こんにちは、大阪発公会計ブログ担当の船戸明(公認会計士)です。
 4月30日、総務省から「今後の新地方公会計の推進に関する研究会報告書」が公表されました。
 これまで、改訂モデルと基準モデルの2つの様式があった財務書類ですが、今回は統一的な様式が示されています。そして、同日、各地方公共団体に対して、「今後の地方公会計の整備推進について」と題した通知がなされました。
「当該報告書において示された統一的な基準による財務書類等の作成については、今後、具体的な要領等を作成した上で、改めて来年1月を目途に要請する予定です」と。
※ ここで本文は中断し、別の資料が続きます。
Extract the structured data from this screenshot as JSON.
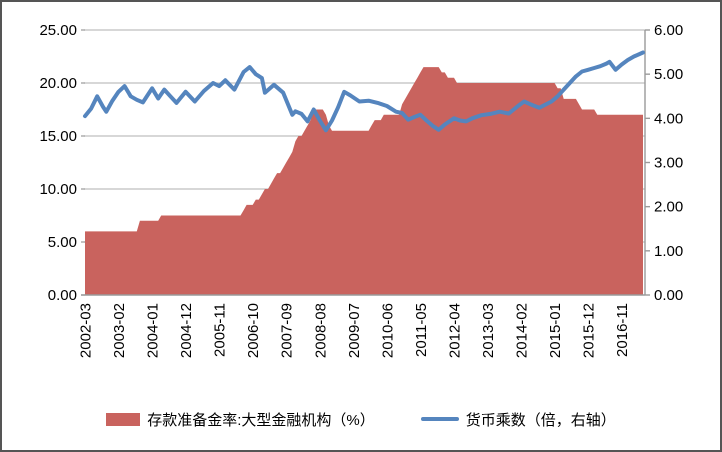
{
  "chart_data": {
    "type": "combo",
    "title": "",
    "grid": true,
    "legend_position": "bottom",
    "months_total": 184,
    "x_axis": {
      "unit": "month",
      "start": "2002-03",
      "tick_step_months": 11,
      "tick_labels": [
        "2002-03",
        "2003-02",
        "2004-01",
        "2004-12",
        "2005-11",
        "2006-10",
        "2007-09",
        "2008-08",
        "2009-07",
        "2010-06",
        "2011-05",
        "2012-04",
        "2013-03",
        "2014-02",
        "2015-01",
        "2015-12",
        "2016-11"
      ]
    },
    "left_axis": {
      "min": 0,
      "max": 25,
      "tick_labels": [
        "0.00",
        "5.00",
        "10.00",
        "15.00",
        "20.00",
        "25.00"
      ]
    },
    "right_axis": {
      "min": 0,
      "max": 6,
      "tick_labels": [
        "0.00",
        "1.00",
        "2.00",
        "3.00",
        "4.00",
        "5.00",
        "6.00"
      ]
    },
    "series": [
      {
        "name": "存款准备金率:大型金融机构（%）",
        "type": "area",
        "axis": "left",
        "color": "#C9635E",
        "steps_months_value": [
          [
            18,
            6.0
          ],
          [
            7,
            7.0
          ],
          [
            27,
            7.5
          ],
          [
            1,
            8.0
          ],
          [
            3,
            8.5
          ],
          [
            2,
            9.0
          ],
          [
            1,
            9.5
          ],
          [
            2,
            10.0
          ],
          [
            1,
            10.5
          ],
          [
            1,
            11.0
          ],
          [
            2,
            11.5
          ],
          [
            1,
            12.0
          ],
          [
            1,
            12.5
          ],
          [
            1,
            13.0
          ],
          [
            1,
            13.5
          ],
          [
            1,
            14.5
          ],
          [
            2,
            15.0
          ],
          [
            1,
            15.5
          ],
          [
            1,
            16.0
          ],
          [
            1,
            16.5
          ],
          [
            4,
            17.5
          ],
          [
            1,
            17.0
          ],
          [
            1,
            16.0
          ],
          [
            13,
            15.5
          ],
          [
            1,
            16.0
          ],
          [
            3,
            16.5
          ],
          [
            6,
            17.0
          ],
          [
            1,
            18.0
          ],
          [
            1,
            18.5
          ],
          [
            1,
            19.0
          ],
          [
            1,
            19.5
          ],
          [
            1,
            20.0
          ],
          [
            1,
            20.5
          ],
          [
            1,
            21.0
          ],
          [
            6,
            21.5
          ],
          [
            2,
            21.0
          ],
          [
            3,
            20.5
          ],
          [
            33,
            20.0
          ],
          [
            2,
            19.5
          ],
          [
            5,
            18.5
          ],
          [
            1,
            18.0
          ],
          [
            5,
            17.5
          ],
          [
            16,
            17.0
          ]
        ]
      },
      {
        "name": "货币乘数（倍，右轴）",
        "type": "line",
        "axis": "right",
        "color": "#5585BE",
        "points_monthindex_value": [
          [
            0,
            4.05
          ],
          [
            2,
            4.22
          ],
          [
            4,
            4.5
          ],
          [
            6,
            4.25
          ],
          [
            7,
            4.15
          ],
          [
            9,
            4.4
          ],
          [
            11,
            4.6
          ],
          [
            13,
            4.73
          ],
          [
            15,
            4.5
          ],
          [
            17,
            4.42
          ],
          [
            19,
            4.36
          ],
          [
            22,
            4.68
          ],
          [
            24,
            4.45
          ],
          [
            26,
            4.65
          ],
          [
            28,
            4.5
          ],
          [
            30,
            4.35
          ],
          [
            33,
            4.6
          ],
          [
            36,
            4.38
          ],
          [
            39,
            4.62
          ],
          [
            42,
            4.8
          ],
          [
            44,
            4.73
          ],
          [
            46,
            4.86
          ],
          [
            49,
            4.65
          ],
          [
            52,
            5.05
          ],
          [
            54,
            5.16
          ],
          [
            56,
            5.0
          ],
          [
            58,
            4.91
          ],
          [
            59,
            4.58
          ],
          [
            62,
            4.76
          ],
          [
            65,
            4.58
          ],
          [
            68,
            4.08
          ],
          [
            69,
            4.16
          ],
          [
            71,
            4.1
          ],
          [
            73,
            3.93
          ],
          [
            75,
            4.2
          ],
          [
            77,
            3.95
          ],
          [
            79,
            3.73
          ],
          [
            81,
            3.95
          ],
          [
            83,
            4.25
          ],
          [
            85,
            4.6
          ],
          [
            87,
            4.52
          ],
          [
            90,
            4.38
          ],
          [
            93,
            4.4
          ],
          [
            96,
            4.35
          ],
          [
            99,
            4.28
          ],
          [
            102,
            4.15
          ],
          [
            104,
            4.12
          ],
          [
            106,
            3.97
          ],
          [
            108,
            4.03
          ],
          [
            110,
            4.08
          ],
          [
            112,
            3.95
          ],
          [
            114,
            3.83
          ],
          [
            116,
            3.74
          ],
          [
            118,
            3.86
          ],
          [
            121,
            4.0
          ],
          [
            123,
            3.95
          ],
          [
            125,
            3.93
          ],
          [
            127,
            4.0
          ],
          [
            130,
            4.07
          ],
          [
            133,
            4.1
          ],
          [
            136,
            4.15
          ],
          [
            139,
            4.11
          ],
          [
            142,
            4.28
          ],
          [
            144,
            4.38
          ],
          [
            146,
            4.32
          ],
          [
            149,
            4.24
          ],
          [
            151,
            4.31
          ],
          [
            153,
            4.38
          ],
          [
            155,
            4.5
          ],
          [
            157,
            4.65
          ],
          [
            159,
            4.8
          ],
          [
            161,
            4.95
          ],
          [
            163,
            5.06
          ],
          [
            165,
            5.1
          ],
          [
            167,
            5.14
          ],
          [
            169,
            5.18
          ],
          [
            171,
            5.24
          ],
          [
            172,
            5.28
          ],
          [
            174,
            5.1
          ],
          [
            176,
            5.22
          ],
          [
            178,
            5.32
          ],
          [
            180,
            5.4
          ],
          [
            183,
            5.49
          ]
        ]
      }
    ],
    "colors": {
      "gridline": "#BFBFBF",
      "axis_line": "#9A9A9A",
      "frame_border": "#555555",
      "text": "#000000"
    }
  }
}
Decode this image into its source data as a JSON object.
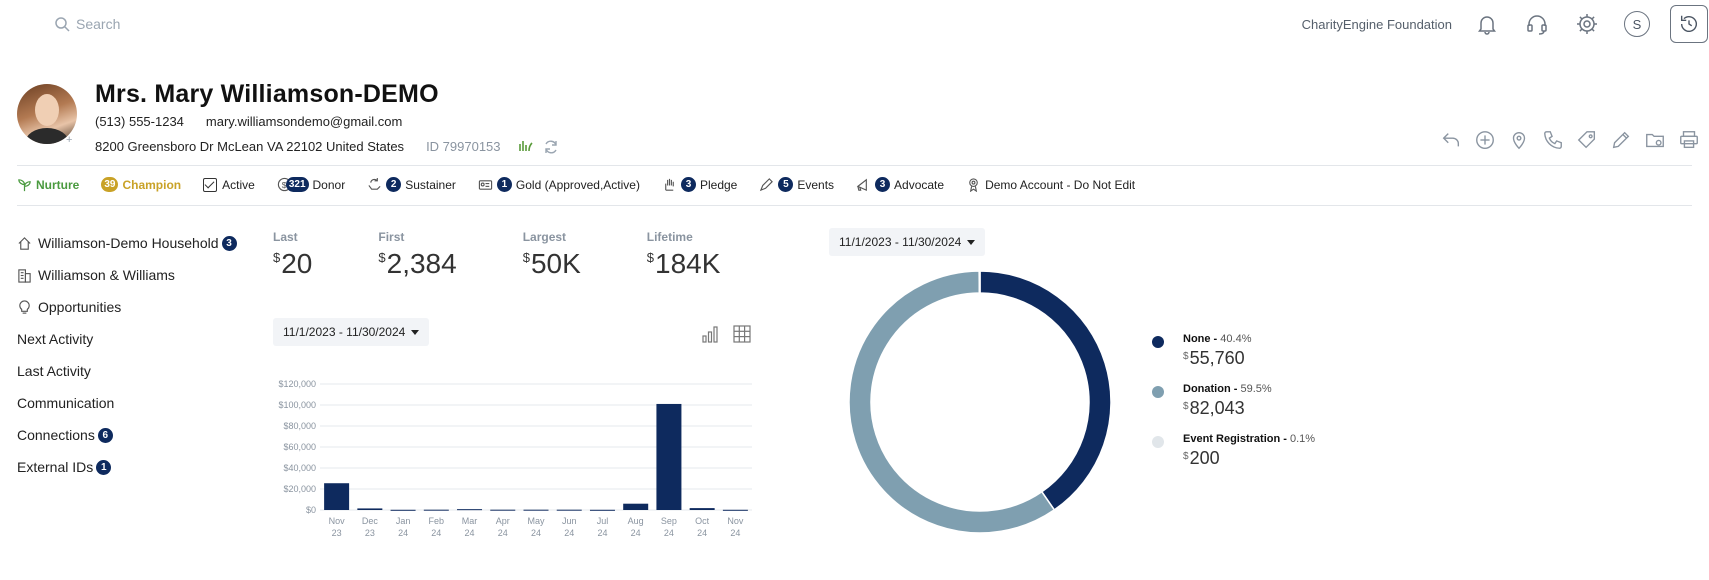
{
  "search": {
    "placeholder": "Search"
  },
  "topbar": {
    "org_name": "CharityEngine Foundation",
    "user_initial": "S"
  },
  "profile": {
    "name": "Mrs. Mary Williamson-DEMO",
    "phone": "(513) 555-1234",
    "email": "mary.williamsondemo@gmail.com",
    "address": "8200 Greensboro Dr McLean VA 22102 United States",
    "id": "ID 79970153"
  },
  "tags": {
    "nurture": "Nurture",
    "champion_count": "39",
    "champion": "Champion",
    "active": "Active",
    "donor_count": "321",
    "donor": "Donor",
    "sustainer_count": "2",
    "sustainer": "Sustainer",
    "gold_count": "1",
    "gold": "Gold (Approved,Active)",
    "pledge_count": "3",
    "pledge": "Pledge",
    "events_count": "5",
    "events": "Events",
    "advocate_count": "3",
    "advocate": "Advocate",
    "demo": "Demo Account - Do Not Edit"
  },
  "leftnav": {
    "household": "Williamson-Demo Household",
    "household_count": "3",
    "company": "Williamson & Williams",
    "opportunities": "Opportunities",
    "next_activity": "Next Activity",
    "last_activity": "Last Activity",
    "communication": "Communication",
    "connections": "Connections",
    "connections_count": "6",
    "external_ids": "External IDs",
    "external_ids_count": "1"
  },
  "stats": {
    "currency": "$",
    "last_label": "Last",
    "last_value": "20",
    "first_label": "First",
    "first_value": "2,384",
    "largest_label": "Largest",
    "largest_value": "50K",
    "lifetime_label": "Lifetime",
    "lifetime_value": "184K"
  },
  "daterange": {
    "bar": "11/1/2023 - 11/30/2024",
    "donut": "11/1/2023 - 11/30/2024"
  },
  "chart_data": [
    {
      "type": "bar",
      "categories": [
        "Nov 23",
        "Dec 23",
        "Jan 24",
        "Feb 24",
        "Mar 24",
        "Apr 24",
        "May 24",
        "Jun 24",
        "Jul 24",
        "Aug 24",
        "Sep 24",
        "Oct 24",
        "Nov 24"
      ],
      "values": [
        25500,
        1500,
        200,
        300,
        800,
        300,
        300,
        300,
        200,
        6000,
        101000,
        1800,
        200
      ],
      "yticks": [
        "$0",
        "$20,000",
        "$40,000",
        "$60,000",
        "$80,000",
        "$100,000",
        "$120,000"
      ],
      "ylim": [
        0,
        120000
      ],
      "color": "#0e2a5e",
      "grid": true
    },
    {
      "type": "pie",
      "donut": true,
      "slices": [
        {
          "name": "None",
          "pct": "40.4%",
          "value": 40.4,
          "amount": "55,760",
          "color": "#0e2a5e"
        },
        {
          "name": "Donation",
          "pct": "59.5%",
          "value": 59.5,
          "amount": "82,043",
          "color": "#7f9fb0"
        },
        {
          "name": "Event Registration",
          "pct": "0.1%",
          "value": 0.1,
          "amount": "200",
          "color": "#e1e6ea"
        }
      ],
      "legend": "right"
    }
  ]
}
 その「具体的な要領等」を作成する研究会(今後の新地方公会計の推進に関する実務研究会)が発足し、来週28日に第1回会合が開催されます。
 詳細は、こちらのページから見ることが可能です。
http://www.soumu.go.jp/menu_news/s-news/01zaisei07_02000083.html
 その中の資料をちらほら見ていると、統一的な基準の設定により、以下の3つのことを促進する、と明示されています。
1)発生主義・複式簿記の導入
2)固定資産台帳の整備
3)比較可能性の確保
 その中で気になったのは、2)の固定資産台帳整備の効用です。広く言われているように、台帳を整備して、コスト情報を把握することで、公共施設のマネジメントにも活用が出来る、と。
 以前も書いたかもしれませんが、たとえば、佐賀県武雄市の図書館・歴史資料館は、蔦屋書店やカフェを併設してリニューアルし、来場者数が大幅に増加したと報じられています。オープン1年を迎え、蔦屋書店の母体であるCCC執行役員の高橋聡さんは、「武雄市の町が変わりつつある。図書館による経済効果は、広告換算だけで20億円になる」と語っておられます(3月14日、ハフィントンポスト)。
 確かに、そういう面もあるのでしょう(行ったことはありませんが)。
 一方で、もっと気になるニュースがありました。それは、今回のリニューアルにあたり、大量の書籍やCD、DVDが廃棄されたこと。まず、リストはこちらからご覧になれます。上から下まで、ページを繰るだけでも、相当時間がかかります。
https://docs.google.com/file/d/0B0Gno61dI_EaX00tRU9SUzFDazg/edit?pli=1
 この廃棄に、蔦屋への配慮があったのかどうか。武雄市の見解も含めて報じられているのがこちらです。
http://www.huffingtonpost.jp/2014/04/24/takeoshi_n_5203682.html
 中でも触れられていますが、郷土資料も廃棄の対象になっている、という箇所は特に気になりました。
 今、大阪府泉大津市の言い伝えをまとめた書籍を読んでいます。とある方が、地元の方から熱心に聞き取り調査をされ、19の物語にまとめられたもの。私も堺が地元ですので、楽しみながら読み進めています。
 今回廃棄された郷土資料がどのようなものかは不明です。ただ、来場者数や経済効果だけでは測りえない、何かが失われているような気がして仕方ありません。
 企業の感覚も大切ですが、そもそも役割が企業とは異なる公共施設。そのことを意識しておかないと、取り返しのつかない過ちを犯してしまうのではないでしょうか。